Ed è proprio in questo contesto tra binari ferroviari e legalità che si sarebbe dovuto ricordare anche quei morti del 2002 che per certi versi possiamo definire anch’essi morti per mafia. Basti ricordare che i lavori di manutenzione dell’ intera rete ferroviaria siciliana erano stati appaltati da Rfi (la nuova società che ha sostituito le ex Ferrovie dello Stato) ad un consorzio di cinque imprese, la cui capofila “Lavorfer” (società costituitasi a Corleone) era amministrata da Stefano Alfano, nipote del boss della Cupola michelangelo alfano.
Ma per contestualizzare ancora di più la storia basta riportare le parole che i colleghi de La città di Barcellona e dell’agenzia IMG Press di Messina ebbero a scrivere all’epoca dei fatti. “Dietro la strage di Rometta Marea, infatti, ci sarebbe anche una nuova storia di corruzioni e collusioni, di appalti e tangenti, sorta all’ombra delle grandi commesse delle ferrovie italiane.
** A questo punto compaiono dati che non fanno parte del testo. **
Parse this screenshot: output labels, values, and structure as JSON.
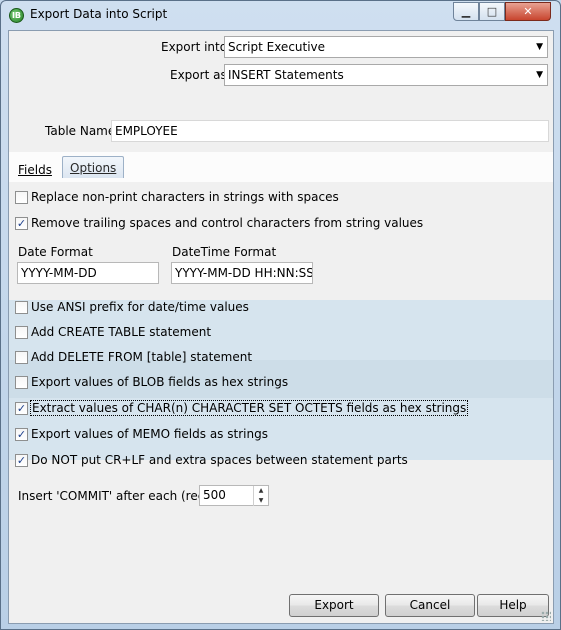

Una storia che in Sicilia non poteva non avere la sua appendice di piccoli-grandi interessi della criminalità organizzata. Strage di Stato, ma anche Strage di Mafia. Una storia di cui necessariamente deve esserne descritto il contesto. Perché in Sicilia “si è consumata la solita storia di mafia e appalti, di negligenze e collusioni, di omertà e di inutili proteste”.
A distanza di oltre 12 anni il processo per conoscere la verità è ancora fermo alla sola sentenza d’ Appello, dove con una sentenza di riforma del primo grado, “i giudici hanno confermato le condanne a tre anni di reclusione, pena condonata, per Salvatore Scaffidi, capo tronco dei lavori sulla linea ferroviaria tra Venetico e Milazzo, e per Carmelo D’Arrigo, tecnico operante sulla stessa tratta. Assolti invece in appello l’imprenditore Oscar Esposito, titolare dell’impresa di Caserta che effettuò i lavori in quel tratto di linea pochi mesi prima del disastro, e Roberto Giannetto, ispettore capo delle ferrovie dello Stato dell’ufficio di Catania.
Come si può notare le verità “giudiziarie” spesso e volentieri non corrispondono alle verità “sociali”, quello che rimane da decifrare è se anche in questo caso, come direbbe l’Avvocato Fabio Repici per denotare un certo qual scollamento tra la giustizia e la verità, si è trattato di un processo di rito peloritano.